Opinion: FPRA’s goal is to restore original intent of privacy amendment (Tallahassee Democrat)

“All political power is inherent with the people.”

These are the opening words of Article 1, Section 1 in Florida’s Constitution. The Florida Supreme Court has violated these words and consistently usurped the power of the people they swore to uphold.

For the last 37 years, the left-leaning majority of Florida’s high court has ignored the clear intent of voters when we adopted our state’s constitutional privacy clause (Article 1, Section 23). It has betrayed Floridians by hijacking Florida’s privacy clause to use it in a manner for which it was never intended and ignoring its clearly-intended purpose.

For this reason, former Florida Supreme Court Justice Kenneth Bell filed a public proposal with the Constitution Revision Commission, which is now called the “Florida Privacy Restoration Act.” The amendment, which I am sponsoring, states:

Every natural person has the right to be let alone and free from governmental intrusion into the person’s private life with respect to privacy of information and the disclosure thereof, except as otherwise provide herein. This section shall not be construed to limit the public’s right of access to public records and meetings as provided by law.

The italics above indicate the proposed new wording.

The goal of FPRA is to restore the original intent of our privacy amendment; namely, safeguarding informational privacy and protecting against the government’s collection and/or disclosure of information.

After an extensive review of hundreds of documents in Florida’s archives, it’s obvious that informational privacy was the exclusive reason the amendment was envisioned and adopted by Floridians.

When the privacy amendment was adopted in 1980, there was already a constitutional right to an abortion. Roe v. Wade had been decided eight years earlier, and adding another abortion right to the state constitution was on no one’s radar because it was clearly protected under federal law. Not even 1980 opponents of the privacy clause ever mentioned the possibility of state privacy being used to grant abortion rights.

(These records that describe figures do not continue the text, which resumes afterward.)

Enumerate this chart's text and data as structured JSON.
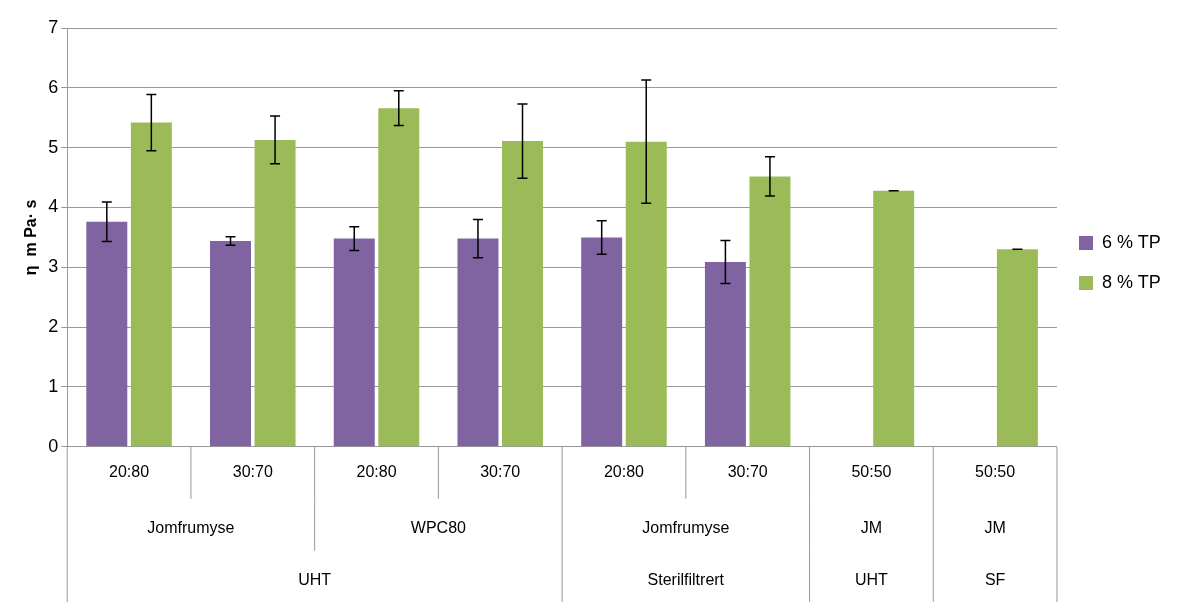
{
  "chart_data": {
    "type": "bar",
    "ylabel": "η  m Pa· s",
    "categories": [
      "20:80",
      "30:70",
      "20:80",
      "30:70",
      "20:80",
      "30:70",
      "50:50",
      "50:50"
    ],
    "series": [
      {
        "name": "6 % TP",
        "color": "#8064a2",
        "values": [
          3.76,
          3.44,
          3.48,
          3.48,
          3.5,
          3.09,
          null,
          null
        ],
        "errors": [
          0.33,
          0.07,
          0.2,
          0.32,
          0.28,
          0.36,
          null,
          null
        ]
      },
      {
        "name": "8 % TP",
        "color": "#9bbb59",
        "values": [
          5.42,
          5.13,
          5.66,
          5.11,
          5.1,
          4.52,
          4.28,
          3.3
        ],
        "errors": [
          0.47,
          0.4,
          0.29,
          0.62,
          1.03,
          0.33,
          0,
          0
        ]
      }
    ],
    "annotations": [
      "Jomfrumyse",
      "WPC80",
      "Jomfrumyse",
      "JM",
      "JM",
      "UHT",
      "Sterilfiltrert",
      "UHT",
      "SF"
    ],
    "ylim": [
      0,
      7
    ],
    "yticks": [
      0,
      1,
      2,
      3,
      4,
      5,
      6,
      7
    ],
    "grid": "y",
    "legend": "right"
  }
}
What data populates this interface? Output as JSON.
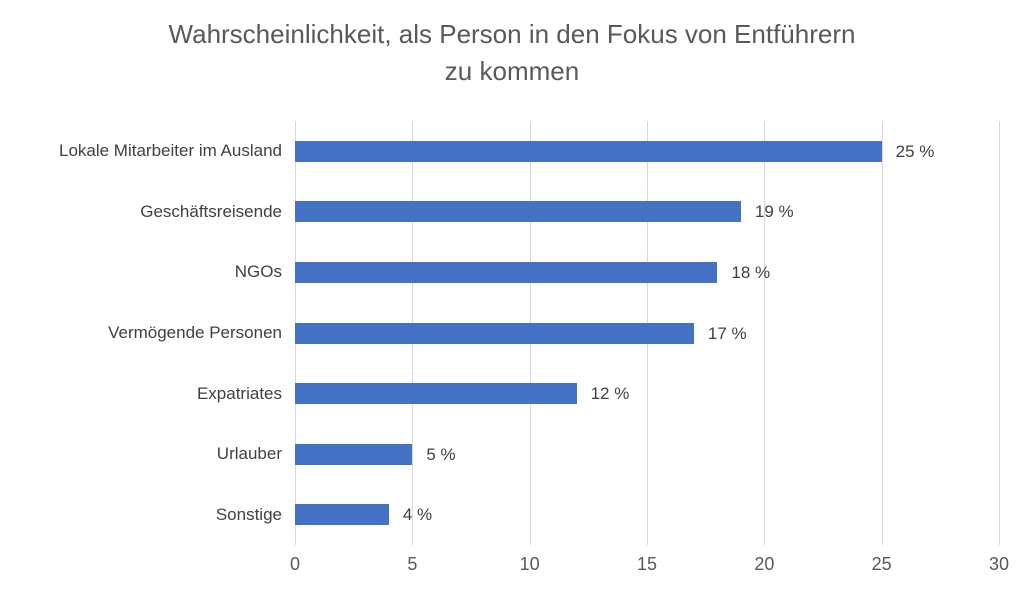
{
  "title_lines": [
    "Wahrscheinlichkeit, als Person in den Fokus von Entführern",
    "zu kommen"
  ],
  "chart_data": {
    "type": "bar",
    "orientation": "horizontal",
    "title": "Wahrscheinlichkeit, als Person in den Fokus von Entführern zu kommen",
    "categories": [
      "Lokale Mitarbeiter im Ausland",
      "Geschäftsreisende",
      "NGOs",
      "Vermögende Personen",
      "Expatriates",
      "Urlauber",
      "Sonstige"
    ],
    "values": [
      25,
      19,
      18,
      17,
      12,
      5,
      4
    ],
    "data_labels": [
      "25 %",
      "19 %",
      "18 %",
      "17 %",
      "12 %",
      "5 %",
      "4 %"
    ],
    "xlabel": "",
    "ylabel": "",
    "xlim": [
      0,
      30
    ],
    "x_ticks": [
      0,
      5,
      10,
      15,
      20,
      25,
      30
    ],
    "grid": true,
    "legend_position": "none",
    "bar_color": "#4472C4",
    "gridline_color": "#D9D9D9",
    "title_color": "#595959",
    "label_color": "#404040",
    "tick_color": "#595959",
    "background_color": "#FFFFFF"
  }
}
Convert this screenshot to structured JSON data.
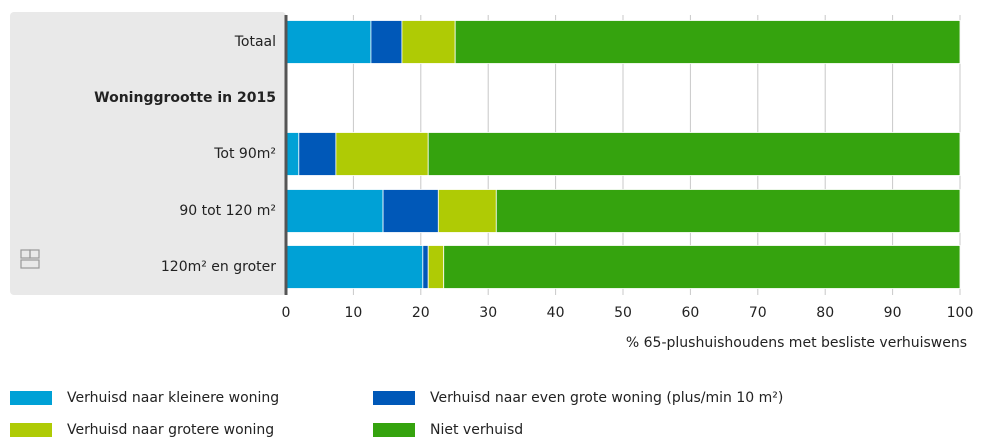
{
  "chart_data": {
    "type": "stacked-barh",
    "categories": [
      "Totaal",
      "Woninggrootte in 2015",
      "Tot 90m²",
      "90 tot 120 m²",
      "120m² en groter"
    ],
    "series": [
      {
        "name": "Verhuisd naar kleinere woning",
        "color": "#00a1d6",
        "values": [
          12.6,
          null,
          1.9,
          14.4,
          20.3
        ]
      },
      {
        "name": "Verhuisd naar even grote woning (plus/min 10 m²)",
        "color": "#0058b8",
        "values": [
          4.6,
          null,
          5.5,
          8.2,
          0.8
        ]
      },
      {
        "name": "Verhuisd naar grotere woning",
        "color": "#afcb05",
        "values": [
          7.9,
          null,
          13.7,
          8.6,
          2.3
        ]
      },
      {
        "name": "Niet verhuisd",
        "color": "#35a30e",
        "values": [
          74.9,
          null,
          78.9,
          68.8,
          76.6
        ]
      }
    ],
    "xlabel": "% 65-plushuishoudens met besliste verhuiswens",
    "xlim": [
      0,
      100
    ],
    "xticks": [
      0,
      10,
      20,
      30,
      40,
      50,
      60,
      70,
      80,
      90,
      100
    ],
    "grid": true
  }
}
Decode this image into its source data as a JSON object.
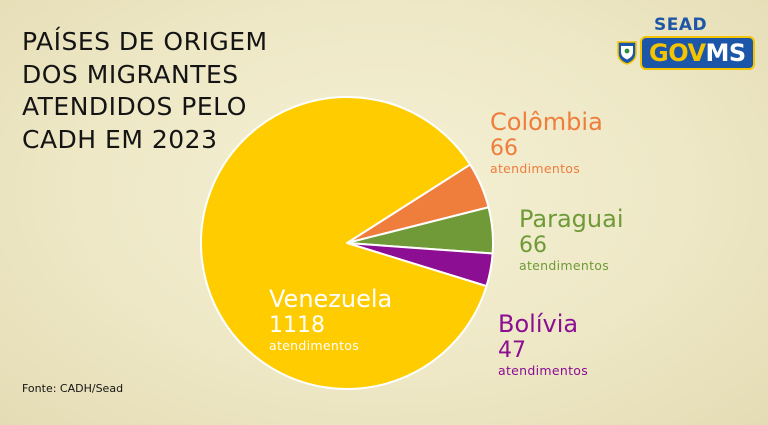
{
  "title_lines": [
    "PAÍSES DE ORIGEM",
    "DOS MIGRANTES",
    "ATENDIDOS PELO",
    "CADH EM 2023"
  ],
  "logo": {
    "top": "SEAD",
    "gov": "GOV",
    "ms": "MS"
  },
  "source": "Fonte: CADH/Sead",
  "chart_data": {
    "type": "pie",
    "title": "PAÍSES DE ORIGEM DOS MIGRANTES ATENDIDOS PELO CADH EM 2023",
    "unit": "atendimentos",
    "slices": [
      {
        "label": "Colômbia",
        "value": 66,
        "display": "66",
        "color": "#ef7d3c"
      },
      {
        "label": "Paraguai",
        "value": 66,
        "display": "66",
        "color": "#6f9a37"
      },
      {
        "label": "Bolívia",
        "value": 47,
        "display": "47",
        "color": "#8c0e93"
      },
      {
        "label": "Venezuela",
        "value": 1118,
        "display": "1118",
        "color": "#ffcc00"
      }
    ],
    "label_colors": [
      "#ef7d3c",
      "#6f9a37",
      "#8c0e93",
      "#ffffff"
    ]
  }
}
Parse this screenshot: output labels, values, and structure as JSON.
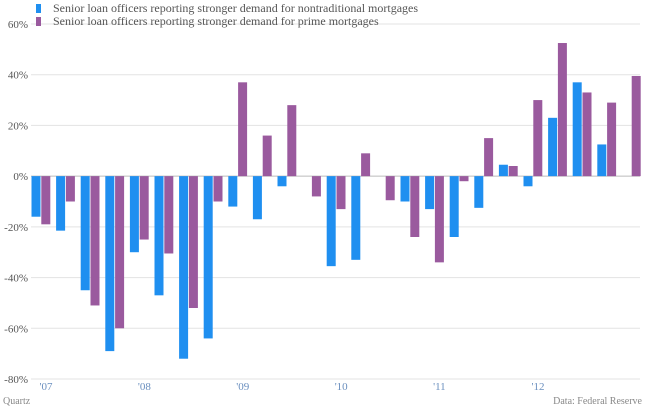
{
  "legend": {
    "items": [
      {
        "label": "Senior loan officers reporting stronger demand for nontraditional mortgages",
        "color": "#1f8ff0"
      },
      {
        "label": "Senior loan officers reporting stronger demand for prime mortgages",
        "color": "#9a5a9e"
      }
    ]
  },
  "footer": {
    "source_left": "Quartz",
    "source_right": "Data: Federal Reserve"
  },
  "chart_data": {
    "type": "bar",
    "ylim": [
      -80,
      60
    ],
    "yticks": [
      -80,
      -60,
      -40,
      -20,
      0,
      20,
      40,
      60
    ],
    "ytick_labels": [
      "-80%",
      "-60%",
      "-40%",
      "-20%",
      "0%",
      "20%",
      "40%",
      "60%"
    ],
    "xtick_labels": [
      {
        "label": "'07",
        "index": 0
      },
      {
        "label": "'08",
        "index": 4
      },
      {
        "label": "'09",
        "index": 8
      },
      {
        "label": "'10",
        "index": 12
      },
      {
        "label": "'11",
        "index": 16
      },
      {
        "label": "'12",
        "index": 20
      }
    ],
    "grid": true,
    "legend_position": "top-left",
    "series": [
      {
        "name": "Senior loan officers reporting stronger demand for nontraditional mortgages",
        "color": "#1f8ff0",
        "values": [
          -16,
          -21.5,
          -45,
          -69,
          -30,
          -47,
          -72,
          -64,
          -12,
          -17,
          -4,
          0,
          -35.5,
          -33,
          0,
          -10,
          -13,
          -24,
          -12.5,
          4.5,
          -4,
          23,
          37,
          12.5,
          0,
          0
        ]
      },
      {
        "name": "Senior loan officers reporting stronger demand for prime mortgages",
        "color": "#9a5a9e",
        "values": [
          -19,
          -10,
          -51,
          -60,
          -25,
          -30.5,
          -52,
          -10,
          37,
          16,
          28,
          -8,
          -13,
          9,
          -9.5,
          -24,
          -34,
          -2,
          15,
          4,
          30,
          52.5,
          33,
          29,
          39.5,
          0
        ]
      }
    ]
  }
}
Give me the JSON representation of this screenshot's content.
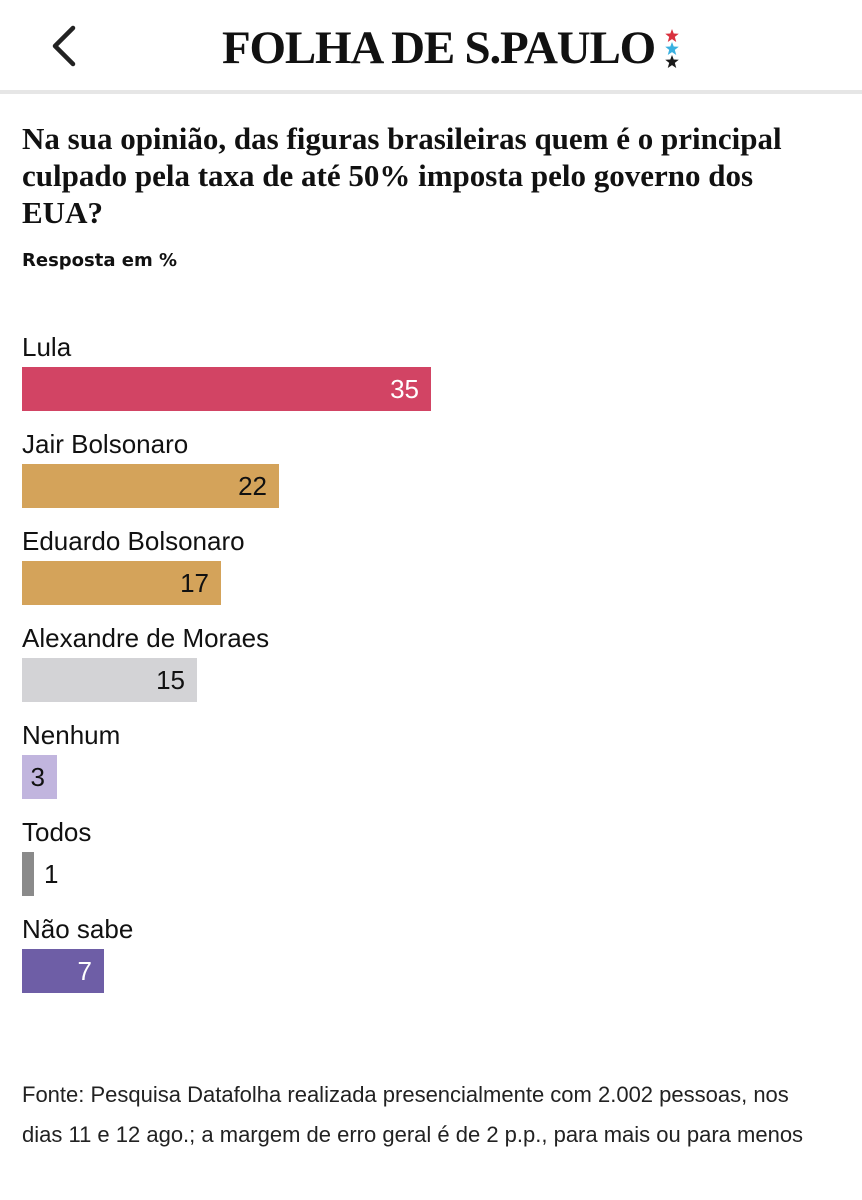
{
  "header": {
    "back_label": "Voltar",
    "logo_text": "FOLHA DE S.PAULO",
    "star_colors": [
      "#d9313e",
      "#3ab0e0",
      "#1a1a1a"
    ]
  },
  "chart_data": {
    "type": "bar",
    "orientation": "horizontal",
    "title": "Na sua opinião, das figuras brasileiras quem é o principal culpado pela taxa de até 50% imposta pelo governo dos EUA?",
    "subtitle": "Resposta em %",
    "categories": [
      "Lula",
      "Jair Bolsonaro",
      "Eduardo Bolsonaro",
      "Alexandre de Moraes",
      "Nenhum",
      "Todos",
      "Não sabe"
    ],
    "values": [
      35,
      22,
      17,
      15,
      3,
      1,
      7
    ],
    "colors": [
      "#d24464",
      "#d4a35a",
      "#d4a35a",
      "#d3d3d6",
      "#c1b5de",
      "#8a8a8a",
      "#6e5ea6"
    ],
    "text_colors": [
      "#ffffff",
      "#111111",
      "#111111",
      "#111111",
      "#111111",
      "#111111",
      "#ffffff"
    ],
    "xlim": [
      0,
      35
    ],
    "grid": false,
    "legend": "none"
  },
  "footer": {
    "source": "Fonte: Pesquisa Datafolha realizada presencialmente com 2.002 pessoas, nos dias 11 e 12 ago.; a margem de erro geral é de 2 p.p., para mais ou para menos"
  }
}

The FPRA is necessary because our informational privacy rights have been violated with a grand bait and switch.

The Florida Supreme Court took something that was intended for informational privacy and used it to grant a fundamental right for minor girls to undergo the surgical procedure of abortion without obtaining a parent’s consent.

In response to FPRA, the ACLU’s Howard Simon made some far-reaching and dishonest claims. He declares that, “Floridians will lose protections against a variety of intrusions on privacy by rapidly developing surveillance techniques, including the use of drones and cellphone tracking technologies.”

These are exactly the types of government overreach into our private lives that the proposed language could protect against.

Simon also states that my proposal would remove the right to refuse medical treatment. Yet he knows full well that the right to refuse medical treatment is protected under federal law and would be protected even if Florida’s privacy right never existed.

This well thought out, simple language will protect our informational privacy, which has not been protected by the courts, and is an absolute necessity in this day and age.

John Stemberger is an Orlando lawyer, a Commissioner with Florida’s 2017-18 Constitution Revision Commission and the sponsor of proposal 22, the Florida Privacy Restoration Act.